❧
I'm still trying to describe an invisible process that can only be observed by it's outward appearances. My interaction with the external world from the inside out is the most difficult stuff for me to write about.
The walking meditation I developed for my self to observe when I'm out walking to get a modicum of aerobic exercise worked really well for me today. What happened was nothing new. I've attempted to do it before. The goal is so nebulous in construction and so hard to hold in place long enough to develop an idea about it, that it always surprises me if I have any success at all.
A lot of what the practicing is about is breath. Not so much breath control. That part of it is fairly easy if you've ever practiced meditating when sitting. I count even numbers when I inhale, and odd numbers when I exhale. That's not as easy. Couple that with inhaling when I step with my left leg, taking two steps, and exhaling with the step of my right leg.
So, I deliberately arrange to start by exhaling at the time I step with my right leg and mentally counting the number "One", and left step, right step, and count "Two" when I step with my left leg, then right step, and inhale again on the next left step... ad infinitum.
That's not too difficult for me anymore. Occasionally, for example, a customer may come out of one of the shops and that breaks my concentration, but I just start again and establish my count again.
What I did today that was one toke over the line was that I attempted to introduce another activity, and that was to concentrate on breathing from my taint instead of just my lower belly. I do that constantly in my sitting meditations, but to do it when I'm walking in public instead of while I'm alone in my room takes a little more patience.
I was able to stay focused for about a half mile. That's very good for me. Probably the best I've ever done while walking.

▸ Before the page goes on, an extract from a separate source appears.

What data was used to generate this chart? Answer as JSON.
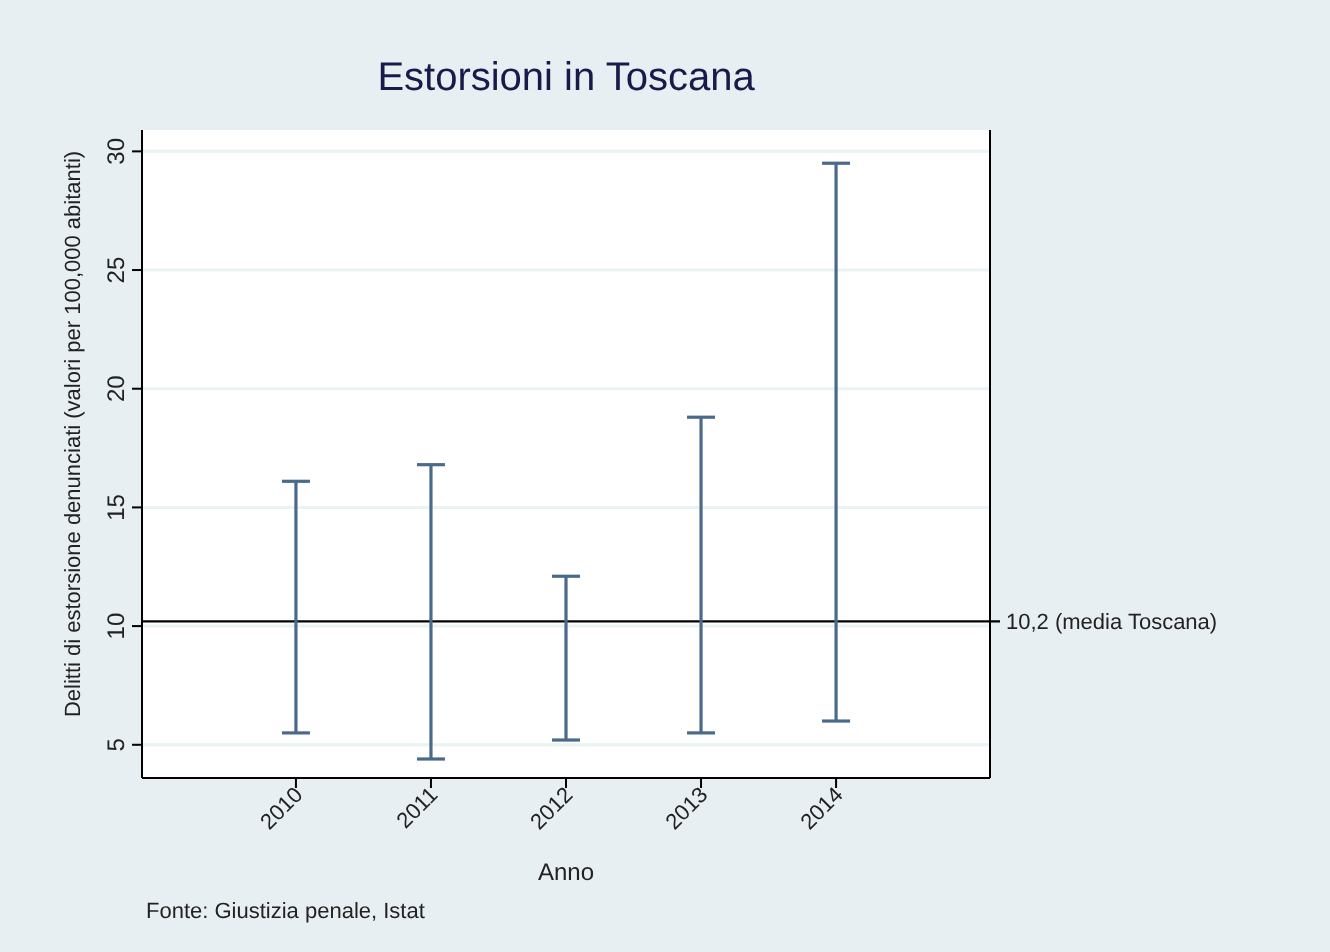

When I woke up this morning I realized I had laid down to take a nap and ten hours later I got up in the early morning. I was dreaming about being on the road as a bum again. I was as skinny as a rail, and I never got sick. I couldn't afford a doctor, so I just didn't get sick.
The reason that I was skinny is that I'm not that good at begging, and I had to really be hungry to do what I needed to do to feed myself. I seem to be headed back to that sort of life style, except that I'm staying in one place now, and have money to buy food if I want it, and a kitchen and a refrigerator. I'm not healthy anymore, and I think that's why.
The drugs they prescribe for autoimmune dis-eases are almost as bad for you as the disease. I'm learning a lot about the expression "autoimmune disease". There are quite a few diseases that come under that label, and all of them are horrid. Diabetes being the most well known.
The way the term "auto" is used in autoimmune is the same way it's used in autohypnosis. Self-hypnosis. With autoimmune diseases your own immune system has turned against you and doing the very opposite of protecting against intruders. It's a real drag, man, but that's death for you. It's called the aging process. The immune system is said to build what it takes for your body to survive in a cold, cruel world, and then when you get too old for it to support it turns on you like Judas and nails you to the cross.
The most offensive part of this process is to be forced by the powers that be to treat hope for the future as mere baggage. Hope is the only reason anybody needs to face the future. Hope is the only product on Earth anybody got for sell. Getting old is realizing all the money in the world can't buy enough hope to ward off the inevitability of death.
Abiding the ignorance of those do-gooders whose self-appointed calling is to cheer you up and take hope in your future in heaven with God. Hope is all they got for sale too. Hope for a better day when yo' days are numbered? How ridiculous is that?